Purpose: To define methodology to show clinical benefit for patients in the state of a rising prostate-specific antigen (PSA).
Hypothesis: A clinical states framework was used to address the hypothesis that definitive phase III trials could not be conducted in this patient population.
Patient population: The Group focused on men with systemic (nonlocalized) recurrence and a defined risk of developing clinically detectable metastases. Models to define systemic versus local recurrence, and risk of metastatic progression were discussed.
Intervention: Therapies that have shown favorable effects in more advanced clinical states; meaningful biologic surrogates of activity linked with efficacy in other tumor types; and/or effects on a target or pathway known to contribute to prostate cancer progression in this state can be considered for evaluation.
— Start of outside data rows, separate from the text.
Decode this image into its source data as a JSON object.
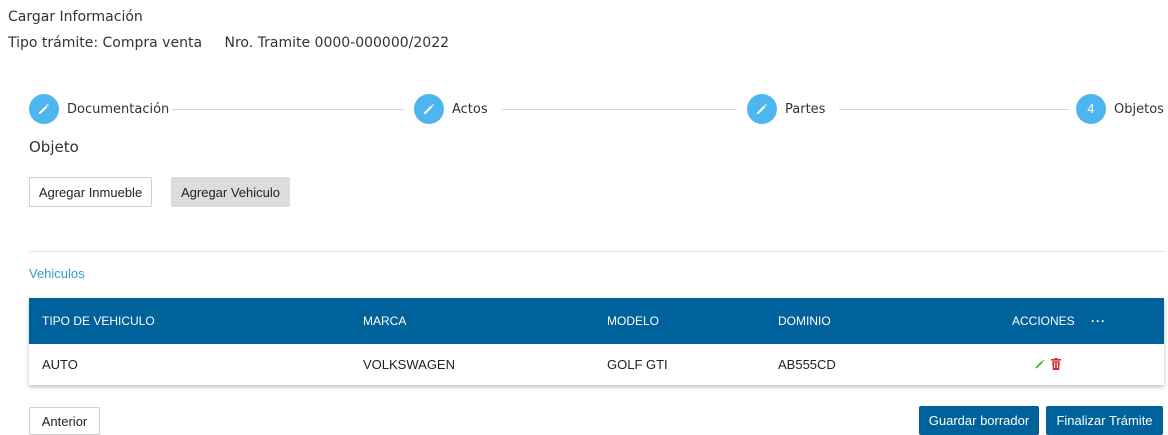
{
  "header": {
    "title": "Cargar Información",
    "tipo_tramite": "Tipo trámite: Compra venta",
    "nro_tramite": "Nro. Tramite 0000-000000/2022"
  },
  "stepper": {
    "steps": [
      {
        "label": "Documentación",
        "state": "done"
      },
      {
        "label": "Actos",
        "state": "done"
      },
      {
        "label": "Partes",
        "state": "done"
      },
      {
        "label": "Objetos",
        "state": "current",
        "number": "4"
      }
    ]
  },
  "section": {
    "title": "Objeto"
  },
  "buttons": {
    "agregar_inmueble": "Agregar Inmueble",
    "agregar_vehiculo": "Agregar Vehiculo",
    "anterior": "Anterior",
    "guardar_borrador": "Guardar borrador",
    "finalizar_tramite": "Finalizar Trámite"
  },
  "vehiculos": {
    "label": "Vehiculos",
    "columns": [
      "TIPO DE VEHICULO",
      "MARCA",
      "MODELO",
      "DOMINIO",
      "ACCIONES"
    ],
    "more_label": "···",
    "rows": [
      {
        "tipo": "AUTO",
        "marca": "VOLKSWAGEN",
        "modelo": "GOLF GTI",
        "dominio": "AB555CD"
      }
    ]
  },
  "colors": {
    "accent": "#4db6f0",
    "primary": "#00629a",
    "link": "#2a9fd6",
    "edit_icon": "#3cb043",
    "delete_icon": "#e0262b"
  },
  "icons": {
    "step_done": "pencil-icon",
    "edit": "pencil-icon",
    "delete": "trash-icon",
    "more": "ellipsis-icon"
  }
}
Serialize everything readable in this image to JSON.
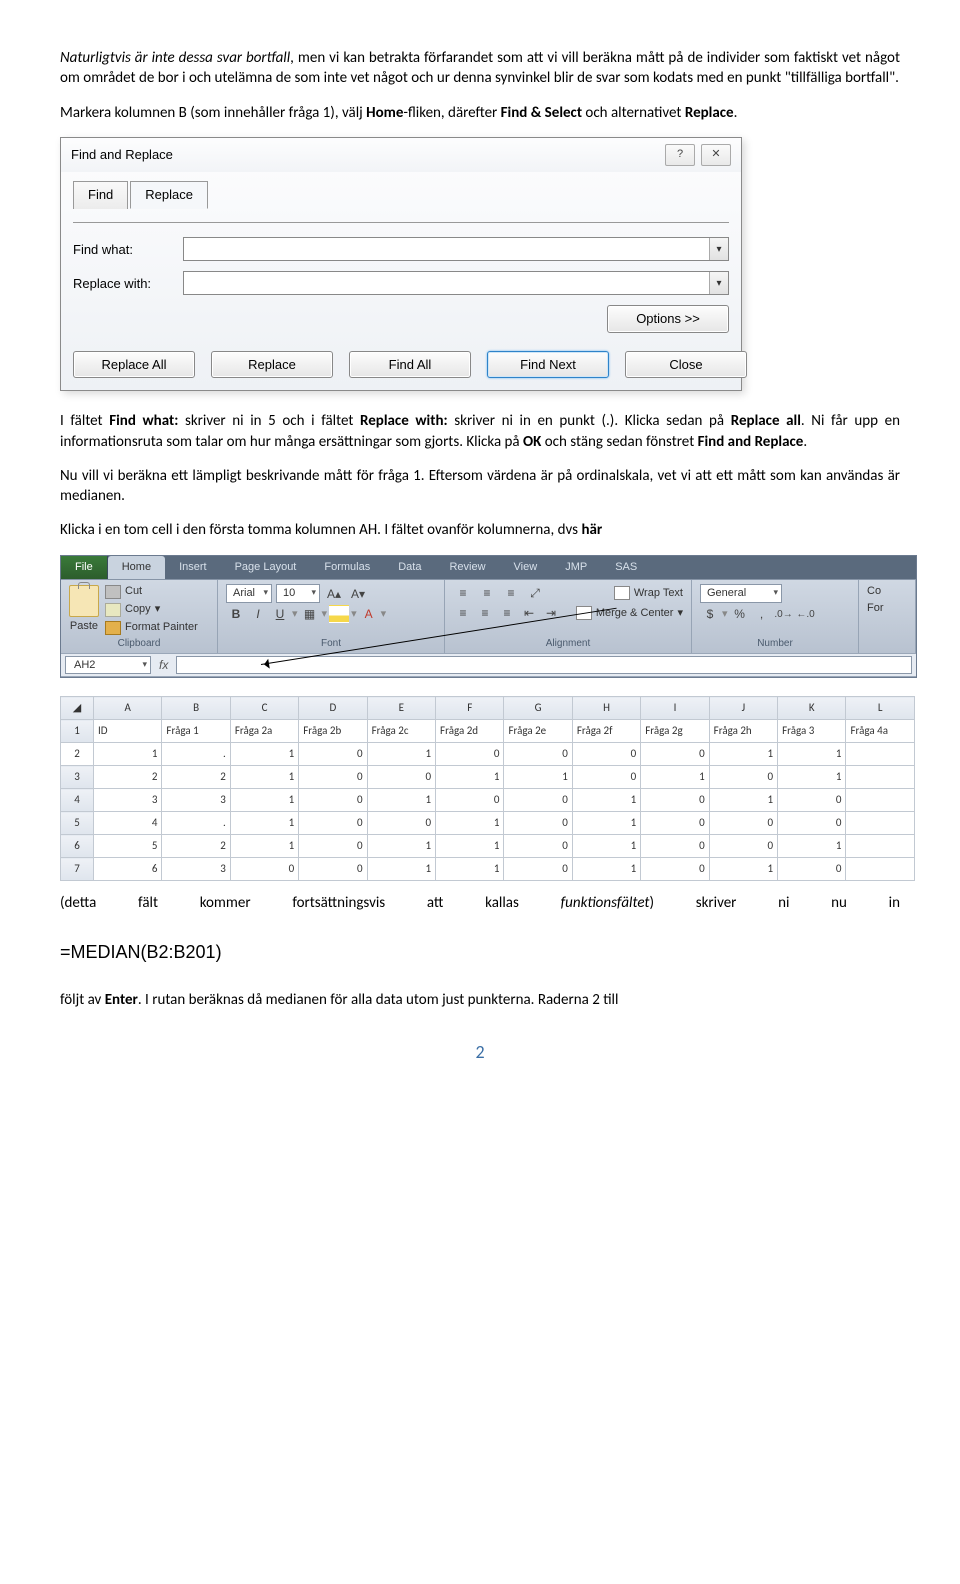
{
  "para1_pre": "Naturligtvis är inte dessa svar bortfall",
  "para1_post": ", men vi kan betrakta förfarandet som att vi vill beräkna mått på de individer som faktiskt vet något om området de bor i och utelämna de som inte vet något och ur denna synvinkel blir de svar som kodats med en punkt \"tillfälliga bortfall\".",
  "para2_a": "Markera kolumnen B (som innehåller fråga 1), välj ",
  "para2_b": "Home",
  "para2_c": "-fliken, därefter ",
  "para2_d": "Find & Select",
  "para2_e": " och alternativet ",
  "para2_f": "Replace",
  "para2_g": ".",
  "dialog": {
    "title": "Find and Replace",
    "tab_find": "Find",
    "tab_replace": "Replace",
    "find_what": "Find what:",
    "replace_with": "Replace with:",
    "options": "Options >>",
    "btn_replace_all": "Replace All",
    "btn_replace": "Replace",
    "btn_find_all": "Find All",
    "btn_find_next": "Find Next",
    "btn_close": "Close",
    "help": "?",
    "close_x": "✕"
  },
  "para3_a": "I fältet ",
  "para3_b": "Find what:",
  "para3_c": " skriver ni in 5 och i fältet ",
  "para3_d": "Replace with:",
  "para3_e": " skriver ni in en punkt (.). Klicka sedan på ",
  "para3_f": "Replace all",
  "para3_g": ". Ni får upp en informationsruta som talar om hur många ersättningar som gjorts. Klicka på ",
  "para3_h": "OK",
  "para3_i": " och stäng sedan fönstret ",
  "para3_j": "Find and Replace",
  "para3_k": ".",
  "para4": "Nu vill vi beräkna ett lämpligt beskrivande mått för fråga 1. Eftersom värdena är på ordinalskala, vet vi att ett mått som kan användas är medianen.",
  "para5_a": "Klicka i en tom cell i den första tomma kolumnen AH. I fältet ovanför kolumnerna, dvs ",
  "para5_b": "här",
  "ribbon": {
    "tabs": [
      "File",
      "Home",
      "Insert",
      "Page Layout",
      "Formulas",
      "Data",
      "Review",
      "View",
      "JMP",
      "SAS"
    ],
    "cut": "Cut",
    "copy": "Copy",
    "format_painter": "Format Painter",
    "paste": "Paste",
    "clipboard": "Clipboard",
    "font_name": "Arial",
    "font_size": "10",
    "font_group": "Font",
    "wrap": "Wrap Text",
    "merge": "Merge & Center",
    "alignment": "Alignment",
    "number_format": "General",
    "number": "Number",
    "co": "Co",
    "for": "For",
    "name_box": "AH2",
    "fx": "fx"
  },
  "grid": {
    "cols": [
      "",
      "A",
      "B",
      "C",
      "D",
      "E",
      "F",
      "G",
      "H",
      "I",
      "J",
      "K",
      "L"
    ],
    "headers": [
      "",
      "ID",
      "Fråga 1",
      "Fråga 2a",
      "Fråga 2b",
      "Fråga 2c",
      "Fråga 2d",
      "Fråga 2e",
      "Fråga 2f",
      "Fråga 2g",
      "Fråga 2h",
      "Fråga 3",
      "Fråga 4a"
    ],
    "rows": [
      [
        "2",
        "1",
        ".",
        "1",
        "0",
        "1",
        "0",
        "0",
        "0",
        "0",
        "1",
        "1"
      ],
      [
        "3",
        "2",
        "2",
        "1",
        "0",
        "0",
        "1",
        "1",
        "0",
        "1",
        "0",
        "1"
      ],
      [
        "4",
        "3",
        "3",
        "1",
        "0",
        "1",
        "0",
        "0",
        "1",
        "0",
        "1",
        "0"
      ],
      [
        "5",
        "4",
        ".",
        "1",
        "0",
        "0",
        "1",
        "0",
        "1",
        "0",
        "0",
        "0"
      ],
      [
        "6",
        "5",
        "2",
        "1",
        "0",
        "1",
        "1",
        "0",
        "1",
        "0",
        "0",
        "1"
      ],
      [
        "7",
        "6",
        "3",
        "0",
        "0",
        "1",
        "1",
        "0",
        "1",
        "0",
        "1",
        "0"
      ]
    ]
  },
  "para6_a": "(detta fält kommer fortsättningsvis att kallas ",
  "para6_b": "funktionsfältet",
  "para6_c": ") skriver ni nu in",
  "formula": "=MEDIAN(B2:B201)",
  "para7_a": "följt av ",
  "para7_b": "Enter",
  "para7_c": ". I rutan beräknas då medianen för alla data utom just punkterna. Raderna 2 till",
  "page_number": "2"
}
Outcomes: An intervention-specific posttherapy PSA-based outcome definition that would justify further testing should be described at the outset. Reporting: Trial reports should include a table showing the number of patients who achieve a specific PSA-based outcome, the number who remain enrolled onto the trial, and the number who came off study at different time points. The term PSA response should be abandoned.
Trial design: The phases of drug development for this state are optimizing dose and schedule, demonstration of a treatment effect, and clinical benefit. To move a drug forward should require a high bar that includes no rise in PSA in a defined proportion of patients for a specified period of time at a minimum. Agents that do not produce this effect can only be tested in combination. The preferred end point of clinical benefit is prostate cancer-specific survival; the time to development of metastatic disease is an alternative.
Conclusion: Methodology to show that an intervention alters the natural history of prostate cancer is described. At each stage of development, only agents with sufficient activity should be moved forward.